THE SERVICES ARE PROVIDED ON AN AS IS AND AS AVAILABLE BASIS. COMPANY DOES NOT WARRANT THAT THE SERVICES WILL BE UNINTERRUPTED, ERROR-FREE, OR FREE OF VIRUSES OR OTHER HARMFUL COMPONENTS. COMPANY MAKES NO EXPRESS WARRANTIES AND WAIVES ALL IMPLIED WARRANTIES INCLUDING, BUT NOT LIMITED TO, WARRANTIES OF TITLE, NONINFRINGEMENT, MERCHANTABILITY, AND FITNESS FOR A PARTICULAR PURPOSE REGARDING ANY MERCHANDISE, INFORMATION OR SERVICE PROVIDED THROUGH COMPANY OR THE INTERNET GENERALLY. NO ADVICE OR INFORMATION GIVEN BY COMPANY OR ITS REPRESENTATIVES SHALL CREATE A WARRANTY. COMPANY AND ITS EMPLOYEES ARE NOT LIABLE FOR ANY COSTS OR DAMAGES ARISING DIRECTLY OR INDIRECTLY FROM YOUR USE OF THE SERVICES OR THE INTERNET INCLUDING ANY INDIRECT, INCIDENTAL, EXEMPLARY, MULTIPLE, SPECIAL, PUNITIVE, OR CONSEQUENTIAL DAMAGES. IN ANY EVENT, THE SOLE CUMULATIVE LIABILITY OF THE COMPANY FOR ANY AND ALL CLAIMS MADE BY THE CUSTOMER, OR ANY OTHER PARTY, RELATING TO THE USE OF THE SERVICES SHALL NOT EXCEED THE TOTAL AMOUNT OF SERVICE FEES PAID BY CUSTOMER TO COMPANY DURING THE THREE MONTHS IMMEDIATELY PRECEDING A CLAIM IN WHICH COMPANY IS LIABLE TO CUSTOMER. IN NO EVENT SHALL COMPANY BE LIABLE FOR ANY INDIRECT, SPECIAL, EXEMPLARY, PUNITIVE, INCIDENTAL OR CONSEQUENTIAL DAMAGES, LOSS OF PROFITS OR LOSS OF BUSINESS, REGARDLESS OF WHETHER SUCH DAMAGES ARE BASED UPON BREACH OF CONTRACT, TORT, OR OTHERWISE AND WHETHER OR NOT COMPANY HAS BEEN ADVISED OF THE POSSIBILITY OF SUCH DAMAGES.
12. Jurisdiction.
Under California Civil Code Section 1789.3, subscribers who
are residents of California are entitled to the following
specific consumer rights information: the Complaint Assistance
Unit of the Division of Consumer Services of the Department
of Consumer Affairs may be contacted in writing at 1020 N.
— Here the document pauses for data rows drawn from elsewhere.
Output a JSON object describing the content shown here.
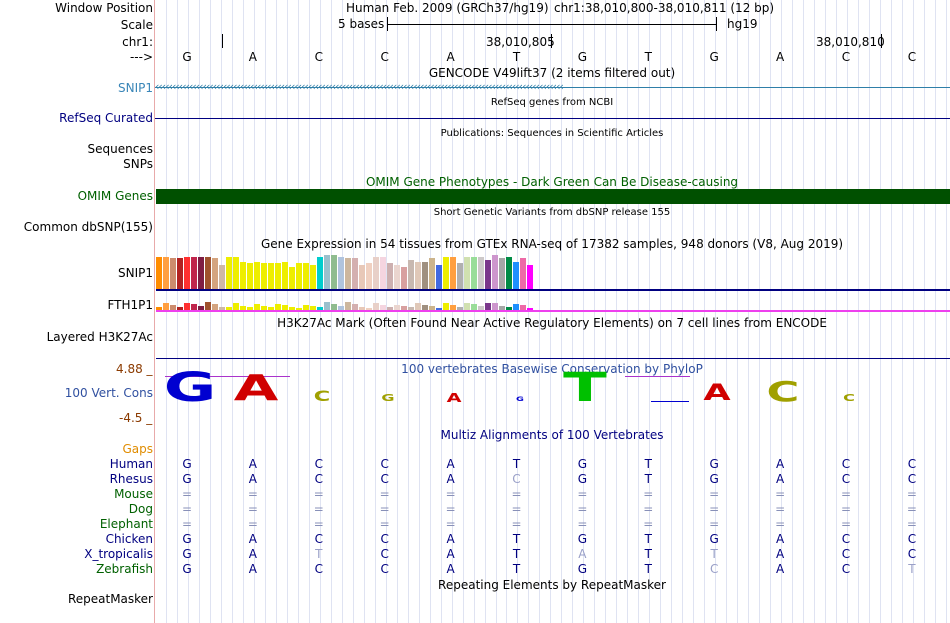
{
  "header": {
    "window_position_label": "Window Position",
    "assembly": "Human Feb. 2009 (GRCh37/hg19)",
    "position": "chr1:38,010,800-38,010,811 (12 bp)",
    "scale_label": "Scale",
    "scale_bases": "5 bases",
    "scale_db": "hg19",
    "chrom_label": "chr1:",
    "coord1": "38,010,805",
    "coord2": "38,010,810",
    "strand_label": "--->"
  },
  "bases": [
    "G",
    "A",
    "C",
    "C",
    "A",
    "T",
    "G",
    "T",
    "G",
    "A",
    "C",
    "C"
  ],
  "tracks": {
    "gencode_title": "GENCODE V49lift37 (2 items filtered out)",
    "snip1_label": "SNIP1",
    "refseq_title": "RefSeq genes from NCBI",
    "refseq_label": "RefSeq Curated",
    "pubs_title": "Publications: Sequences in Scientific Articles",
    "sequences_label": "Sequences",
    "snps_label": "SNPs",
    "omim_title": "OMIM Gene Phenotypes - Dark Green Can Be Disease-causing",
    "omim_label": "OMIM Genes",
    "dbsnp_title": "Short Genetic Variants from dbSNP release 155",
    "dbsnp_label": "Common dbSNP(155)",
    "gtex_title": "Gene Expression in 54 tissues from GTEx RNA-seq of 17382 samples, 948 donors (V8, Aug 2019)",
    "gtex_snip1_label": "SNIP1",
    "gtex_fth1p1_label": "FTH1P1",
    "h3k27ac_title": "H3K27Ac Mark (Often Found Near Active Regulatory Elements) on 7 cell lines from ENCODE",
    "h3k27ac_label": "Layered H3K27Ac",
    "cons_title": "100 vertebrates Basewise Conservation by PhyloP",
    "cons_label": "100 Vert. Cons",
    "cons_max": "4.88 _",
    "cons_min": "-4.5 _",
    "multiz_title": "Multiz Alignments of 100 Vertebrates",
    "gaps_label": "Gaps",
    "rmsk_title": "Repeating Elements by RepeatMasker",
    "rmsk_label": "RepeatMasker"
  },
  "conservation_logo": [
    {
      "base": "G",
      "score": 1.0,
      "color": "#0000d0"
    },
    {
      "base": "A",
      "score": 0.9,
      "color": "#d00000"
    },
    {
      "base": "C",
      "score": 0.35,
      "color": "#a0a000"
    },
    {
      "base": "G",
      "score": 0.25,
      "color": "#a0a000"
    },
    {
      "base": "A",
      "score": 0.3,
      "color": "#d00000"
    },
    {
      "base": "G",
      "score": 0.15,
      "color": "#0000d0"
    },
    {
      "base": "T",
      "score": 1.0,
      "color": "#00c000"
    },
    {
      "base": "",
      "score": 0.05,
      "color": "#0000d0"
    },
    {
      "base": "A",
      "score": 0.55,
      "color": "#d00000"
    },
    {
      "base": "C",
      "score": 0.7,
      "color": "#a0a000"
    },
    {
      "base": "C",
      "score": 0.25,
      "color": "#a0a000"
    }
  ],
  "alignment": [
    {
      "species": "Human",
      "color": "#000080",
      "bases": [
        "G",
        "A",
        "C",
        "C",
        "A",
        "T",
        "G",
        "T",
        "G",
        "A",
        "C",
        "C"
      ]
    },
    {
      "species": "Rhesus",
      "color": "#000080",
      "bases": [
        "G",
        "A",
        "C",
        "C",
        "A",
        "C",
        "G",
        "T",
        "G",
        "A",
        "C",
        "C"
      ]
    },
    {
      "species": "Mouse",
      "color": "#006000",
      "bases": [
        "=",
        "=",
        "=",
        "=",
        "=",
        "=",
        "=",
        "=",
        "=",
        "=",
        "=",
        "="
      ]
    },
    {
      "species": "Dog",
      "color": "#006000",
      "bases": [
        "=",
        "=",
        "=",
        "=",
        "=",
        "=",
        "=",
        "=",
        "=",
        "=",
        "=",
        "="
      ]
    },
    {
      "species": "Elephant",
      "color": "#006000",
      "bases": [
        "=",
        "=",
        "=",
        "=",
        "=",
        "=",
        "=",
        "=",
        "=",
        "=",
        "=",
        "="
      ]
    },
    {
      "species": "Chicken",
      "color": "#000080",
      "bases": [
        "G",
        "A",
        "C",
        "C",
        "A",
        "T",
        "G",
        "T",
        "G",
        "A",
        "C",
        "C"
      ]
    },
    {
      "species": "X_tropicalis",
      "color": "#000080",
      "bases": [
        "G",
        "A",
        "T",
        "C",
        "A",
        "T",
        "A",
        "T",
        "T",
        "A",
        "C",
        "C"
      ]
    },
    {
      "species": "Zebrafish",
      "color": "#006000",
      "bases": [
        "G",
        "A",
        "C",
        "C",
        "A",
        "T",
        "G",
        "T",
        "C",
        "A",
        "C",
        "T"
      ]
    }
  ],
  "alignment_faded": [
    [
      0,
      0,
      0,
      0,
      0,
      0,
      0,
      0,
      0,
      0,
      0,
      0
    ],
    [
      0,
      0,
      0,
      0,
      0,
      1,
      0,
      0,
      0,
      0,
      0,
      0
    ],
    [
      0,
      0,
      0,
      0,
      0,
      0,
      0,
      0,
      0,
      0,
      0,
      0
    ],
    [
      0,
      0,
      0,
      0,
      0,
      0,
      0,
      0,
      0,
      0,
      0,
      0
    ],
    [
      0,
      0,
      0,
      0,
      0,
      0,
      0,
      0,
      0,
      0,
      0,
      0
    ],
    [
      0,
      0,
      0,
      0,
      0,
      0,
      0,
      0,
      0,
      0,
      0,
      0
    ],
    [
      0,
      0,
      1,
      0,
      0,
      0,
      1,
      0,
      1,
      0,
      0,
      0
    ],
    [
      0,
      0,
      0,
      0,
      0,
      0,
      0,
      0,
      1,
      0,
      0,
      1
    ]
  ],
  "gtex_snip1_bars": [
    {
      "value": 0.95,
      "color": "#ff8c00"
    },
    {
      "value": 0.95,
      "color": "#ff9f40"
    },
    {
      "value": 0.9,
      "color": "#cd8c6e"
    },
    {
      "value": 0.9,
      "color": "#b22222"
    },
    {
      "value": 0.95,
      "color": "#ff3030"
    },
    {
      "value": 0.95,
      "color": "#c0254c"
    },
    {
      "value": 0.95,
      "color": "#7f1d43"
    },
    {
      "value": 0.95,
      "color": "#a0522d"
    },
    {
      "value": 0.9,
      "color": "#d4a47f"
    },
    {
      "value": 0.7,
      "color": "#cfb8a6"
    },
    {
      "value": 0.95,
      "color": "#eeee00"
    },
    {
      "value": 0.95,
      "color": "#eeee00"
    },
    {
      "value": 0.8,
      "color": "#eeee00"
    },
    {
      "value": 0.75,
      "color": "#eeee00"
    },
    {
      "value": 0.8,
      "color": "#eeee00"
    },
    {
      "value": 0.75,
      "color": "#eeee00"
    },
    {
      "value": 0.75,
      "color": "#eeee00"
    },
    {
      "value": 0.75,
      "color": "#eeee00"
    },
    {
      "value": 0.8,
      "color": "#eeee00"
    },
    {
      "value": 0.65,
      "color": "#eeee00"
    },
    {
      "value": 0.75,
      "color": "#eeee00"
    },
    {
      "value": 0.75,
      "color": "#eeee00"
    },
    {
      "value": 0.7,
      "color": "#eeee00"
    },
    {
      "value": 0.95,
      "color": "#00cdcd"
    },
    {
      "value": 1.0,
      "color": "#9ac0cd"
    },
    {
      "value": 1.0,
      "color": "#8fbc8f"
    },
    {
      "value": 0.95,
      "color": "#b0c4de"
    },
    {
      "value": 0.9,
      "color": "#cdb79e"
    },
    {
      "value": 0.9,
      "color": "#d4b0b0"
    },
    {
      "value": 0.7,
      "color": "#e8c8b8"
    },
    {
      "value": 0.75,
      "color": "#f0d0c0"
    },
    {
      "value": 0.95,
      "color": "#e8d0c8"
    },
    {
      "value": 0.95,
      "color": "#f5d5e0"
    },
    {
      "value": 0.75,
      "color": "#cdb0b0"
    },
    {
      "value": 0.7,
      "color": "#ead5cf"
    },
    {
      "value": 0.65,
      "color": "#d8a0a0"
    },
    {
      "value": 0.85,
      "color": "#c8b8b0"
    },
    {
      "value": 0.8,
      "color": "#e0c8b8"
    },
    {
      "value": 0.8,
      "color": "#a0907f"
    },
    {
      "value": 0.9,
      "color": "#ccb48c"
    },
    {
      "value": 0.7,
      "color": "#4169e1"
    },
    {
      "value": 0.95,
      "color": "#eeee00"
    },
    {
      "value": 0.95,
      "color": "#ff9f40"
    },
    {
      "value": 0.75,
      "color": "#b0b0b0"
    },
    {
      "value": 0.95,
      "color": "#d0e0b0"
    },
    {
      "value": 0.95,
      "color": "#99dd99"
    },
    {
      "value": 0.95,
      "color": "#cdc9c9"
    },
    {
      "value": 0.85,
      "color": "#7a378b"
    },
    {
      "value": 1.0,
      "color": "#cd96cd"
    },
    {
      "value": 0.9,
      "color": "#a6a6a6"
    },
    {
      "value": 0.95,
      "color": "#008b45"
    },
    {
      "value": 0.8,
      "color": "#1e90ff"
    },
    {
      "value": 0.9,
      "color": "#ee6aa7"
    },
    {
      "value": 0.7,
      "color": "#ff00ff"
    }
  ]
}
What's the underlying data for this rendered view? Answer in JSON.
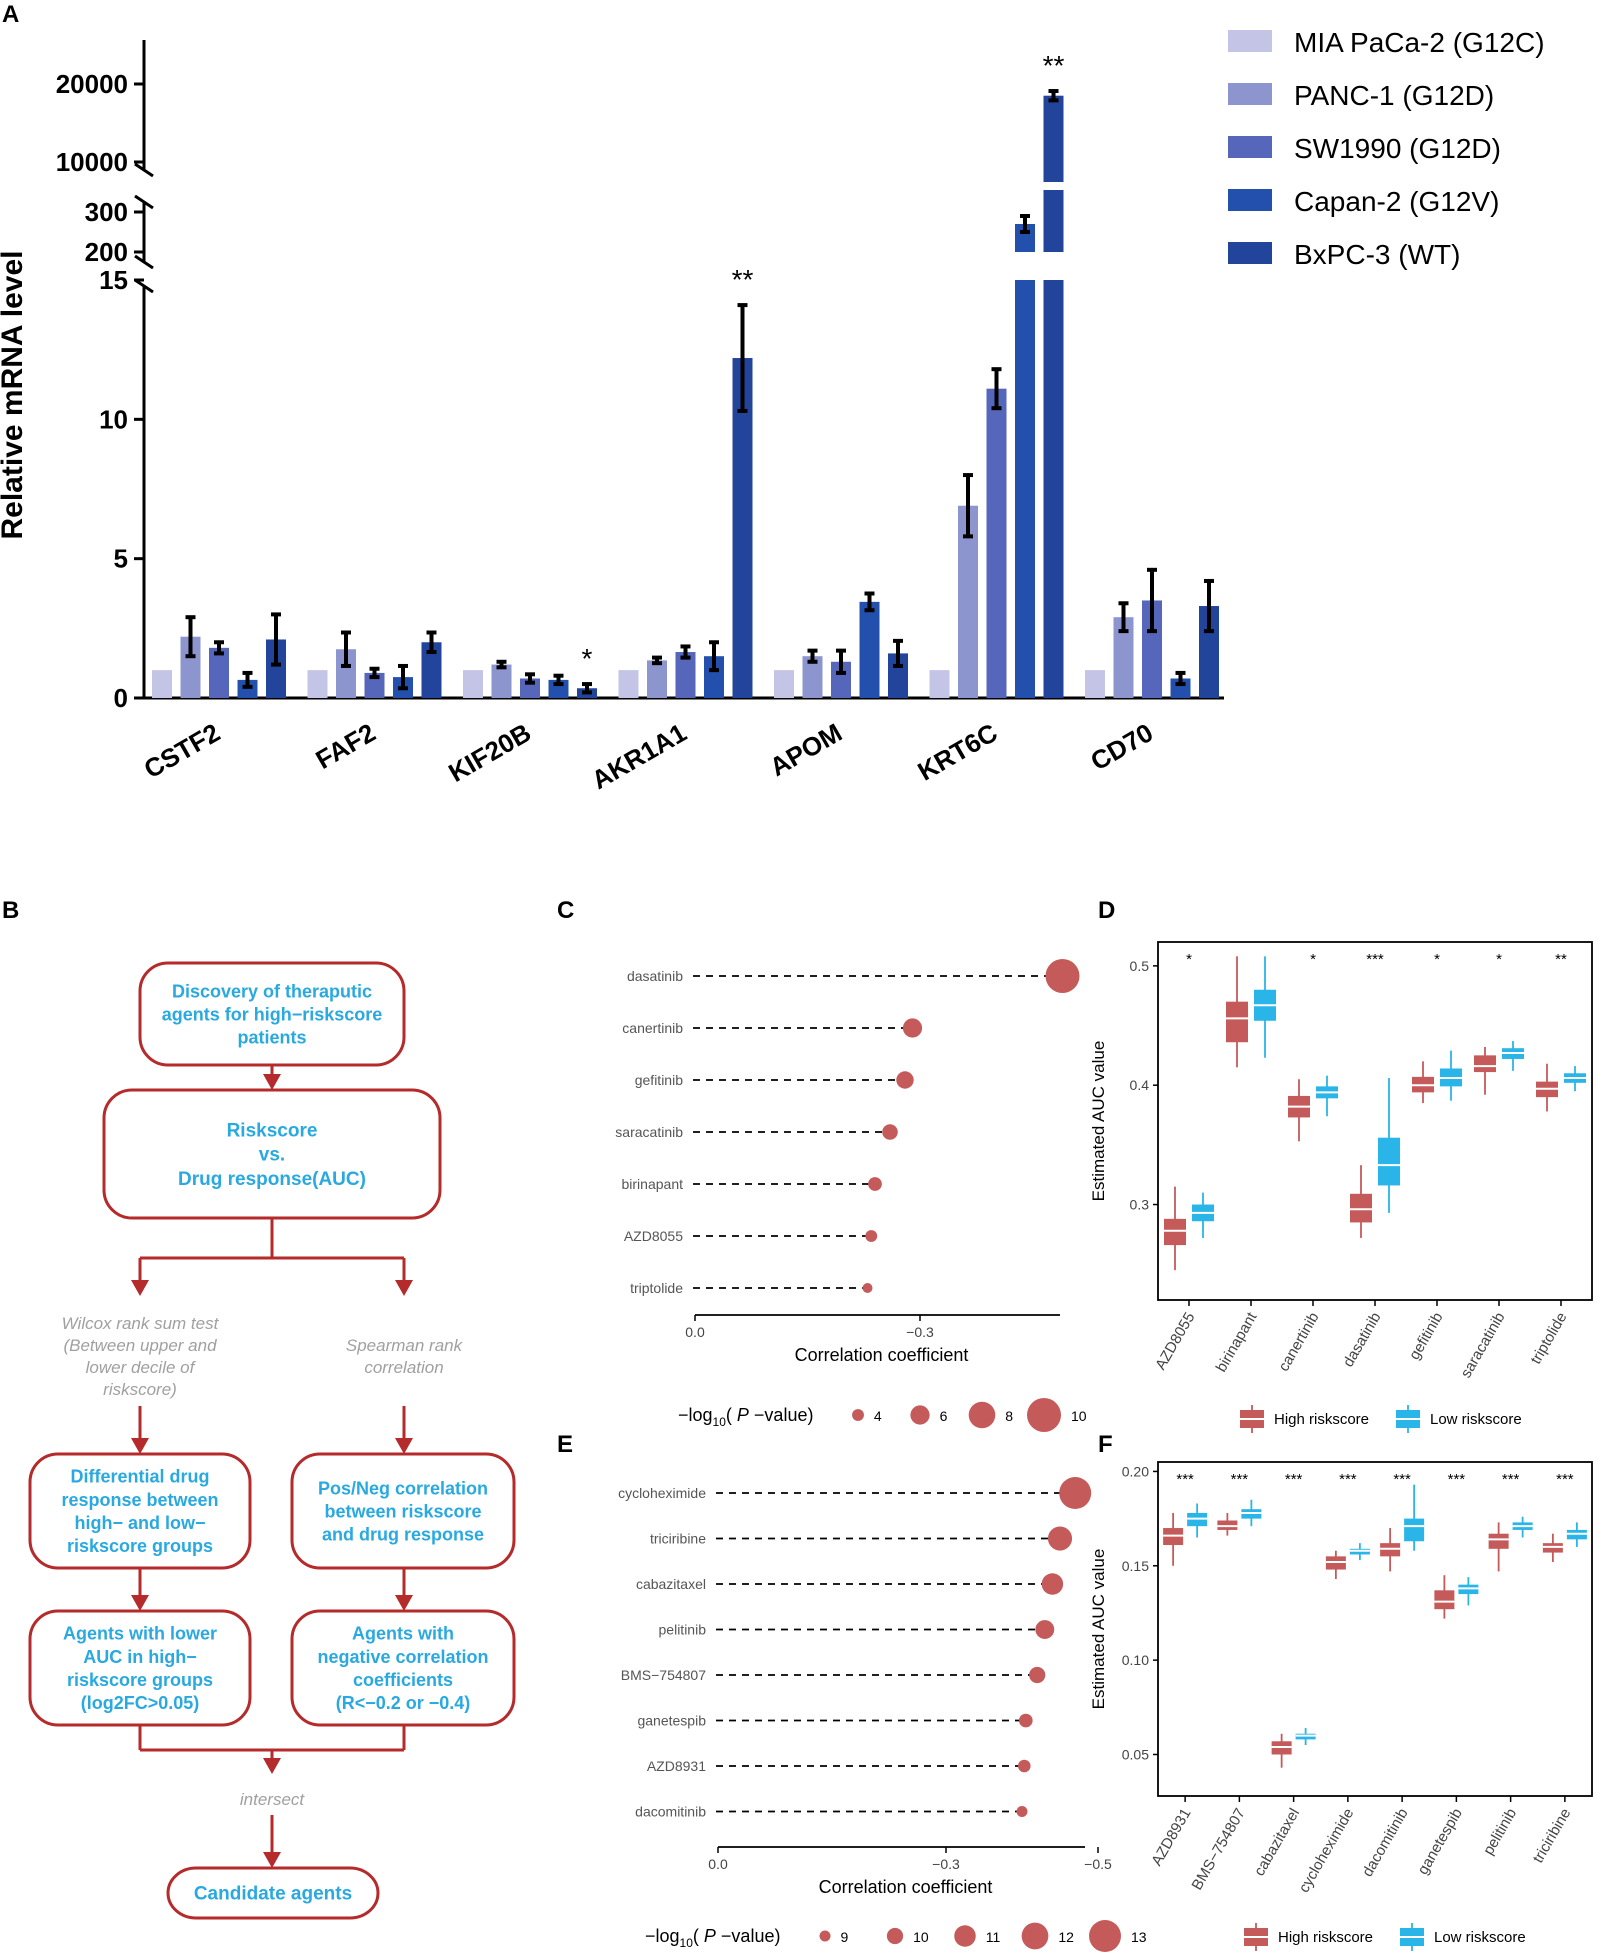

Street, #501, Sacramento, CA 95814 or by telephone at (916)
445-1254.
This Agreement shall be governed in all respects under the laws of the State of California without regard to conflict of law provisions. Any controversy or claim arising out of or relating to this agreement, or the breach thereof, shall be settled by arbitration, and administered by the American Arbitration Association under its Commercial Arbitration Rules. The Customer and Company agree that any such arbitration will be governed by California law and will be held in San Diego, California. The arbitrator will be an expert in the field of Internet services. The arbitrator's award shall be final and binding and judgment on the award rendered by the arbitrator may be entered in any court having jurisdiction thereof. There shall be no class action arbitration pursuant to this agreement.